Microtunnel boring machines are very similar to tunnel boring machines (TBM) but on a smaller scale. These machines generally vary from 0.61 to 1.5 meters (2 ft 0 in to 4 ft 11 in) but smaller and larger machines have existed. Usually the operator controls the machine from a control room on the surface of the ground. The Microtunneling machine and jacking frame are set up in a shaft at the required depth. The operator is given constant feedback about the machine’s location, orientation and hydraulic devices via a computer console or CCTV camera. Most machines also have video cameras set up to enable the operator to monitor activities in the jacking shaft and at the separation plant. The operator controls the MTBM and the jacking frame from the safety of the control room which is usually situated on the surface, next to the jacking shaft.
In most microtunneling operations the machine is launched through an entry eye and pipes are pushed behind the machine. This is a process often called pipe jacking and is repeated until the Microtunneling machine reaches the reception shaft. As the machine advances, more tunnel liner or pipe is pushed from the starting shaft, through the entry eye. Thus, the speed of the advancing machine is controlled by the speed at which the pipe is inserted into the entry eye via the extension of the hydraulic rams in the jacking frame.
As the length of tunnel increases, the friction of the ground around the pipe increases as well. Usually, two practices are used to minimize this friction.
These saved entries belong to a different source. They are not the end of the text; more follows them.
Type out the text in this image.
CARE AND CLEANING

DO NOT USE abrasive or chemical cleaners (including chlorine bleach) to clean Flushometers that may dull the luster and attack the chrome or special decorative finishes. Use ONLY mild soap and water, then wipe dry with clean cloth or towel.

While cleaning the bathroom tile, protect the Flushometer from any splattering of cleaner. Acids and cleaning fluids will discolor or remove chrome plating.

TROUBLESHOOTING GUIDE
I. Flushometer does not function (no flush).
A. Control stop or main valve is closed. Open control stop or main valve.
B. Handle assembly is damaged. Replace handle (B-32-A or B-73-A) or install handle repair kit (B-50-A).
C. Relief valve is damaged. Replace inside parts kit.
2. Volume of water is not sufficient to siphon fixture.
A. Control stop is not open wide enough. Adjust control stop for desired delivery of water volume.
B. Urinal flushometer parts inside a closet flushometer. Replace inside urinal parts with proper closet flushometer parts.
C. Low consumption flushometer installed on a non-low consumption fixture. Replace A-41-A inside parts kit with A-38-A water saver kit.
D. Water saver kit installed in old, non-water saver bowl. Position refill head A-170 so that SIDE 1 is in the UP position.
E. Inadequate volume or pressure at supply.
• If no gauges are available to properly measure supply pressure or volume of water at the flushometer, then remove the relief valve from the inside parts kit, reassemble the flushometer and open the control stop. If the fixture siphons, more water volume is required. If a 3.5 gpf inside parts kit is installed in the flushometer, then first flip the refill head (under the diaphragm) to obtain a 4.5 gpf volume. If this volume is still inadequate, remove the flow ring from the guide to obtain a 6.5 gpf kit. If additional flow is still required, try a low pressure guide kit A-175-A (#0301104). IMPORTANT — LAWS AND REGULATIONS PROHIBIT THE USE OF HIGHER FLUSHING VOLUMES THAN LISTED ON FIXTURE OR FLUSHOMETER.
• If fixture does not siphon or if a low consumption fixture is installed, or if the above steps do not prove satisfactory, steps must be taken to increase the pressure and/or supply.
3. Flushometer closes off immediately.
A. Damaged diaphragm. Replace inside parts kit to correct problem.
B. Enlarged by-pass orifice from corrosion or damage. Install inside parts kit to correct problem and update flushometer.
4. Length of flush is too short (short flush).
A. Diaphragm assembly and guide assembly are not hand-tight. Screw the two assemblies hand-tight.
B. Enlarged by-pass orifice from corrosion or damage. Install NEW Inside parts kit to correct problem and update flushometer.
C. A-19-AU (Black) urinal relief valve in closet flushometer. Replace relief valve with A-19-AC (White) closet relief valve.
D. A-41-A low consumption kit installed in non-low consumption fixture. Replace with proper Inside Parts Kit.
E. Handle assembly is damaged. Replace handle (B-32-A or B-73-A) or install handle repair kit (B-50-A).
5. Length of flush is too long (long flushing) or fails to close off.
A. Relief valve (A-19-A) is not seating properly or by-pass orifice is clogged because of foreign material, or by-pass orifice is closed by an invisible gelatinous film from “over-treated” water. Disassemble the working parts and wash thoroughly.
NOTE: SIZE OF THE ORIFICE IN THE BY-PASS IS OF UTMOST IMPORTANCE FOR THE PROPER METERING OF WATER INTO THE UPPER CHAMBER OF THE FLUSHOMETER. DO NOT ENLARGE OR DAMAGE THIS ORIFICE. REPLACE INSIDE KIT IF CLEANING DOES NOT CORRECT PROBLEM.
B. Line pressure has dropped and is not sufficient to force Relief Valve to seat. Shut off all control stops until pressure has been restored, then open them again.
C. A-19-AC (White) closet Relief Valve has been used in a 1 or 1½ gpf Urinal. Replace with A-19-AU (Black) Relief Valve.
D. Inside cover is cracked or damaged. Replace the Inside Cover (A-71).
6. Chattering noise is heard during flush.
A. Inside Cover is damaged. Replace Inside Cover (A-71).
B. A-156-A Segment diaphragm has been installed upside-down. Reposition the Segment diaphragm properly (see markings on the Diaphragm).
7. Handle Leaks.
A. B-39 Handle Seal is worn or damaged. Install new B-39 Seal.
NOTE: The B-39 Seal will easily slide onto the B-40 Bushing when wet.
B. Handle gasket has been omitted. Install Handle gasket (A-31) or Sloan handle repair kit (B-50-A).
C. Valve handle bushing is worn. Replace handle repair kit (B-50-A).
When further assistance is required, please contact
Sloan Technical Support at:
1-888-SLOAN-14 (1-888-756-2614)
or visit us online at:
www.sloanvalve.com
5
First, over-cutting is used to give a slight gap between the inner edge of the tunnel and the outer edge of the liner. Usually this is achieved by using a cutter wheel with a diameter ½ inch (12mm) to 4 inches (100mm) larger than the outside diameter of the liner. Secondly, an economical and ecologically friendly lubricant, often bentonite slurry, is injected into this gap. In addition to lubrication, the pressure of the lubricant prevents the gap from collapsing.
While friction can be reduced, it can never be eliminated, and sometimes hundreds of tons of force are required to push the machine and liner into the ground. A large “jacking frame” containing hydraulic rams is required to produce these forces. In most cases the entrance must be modified to support this frame and the forces it generates.
In addition to the jacking frame, smaller jacks, called “interjacks”, may be inserted between sections of tunnel liner. These push the two sections of liner apart. Friction on the liner sections between the interjack and the tunnel entrance helps to prevent the liner from sliding out backwards. So while the liner behind the interjack does not move, those sections in front of it receive additional pushing force.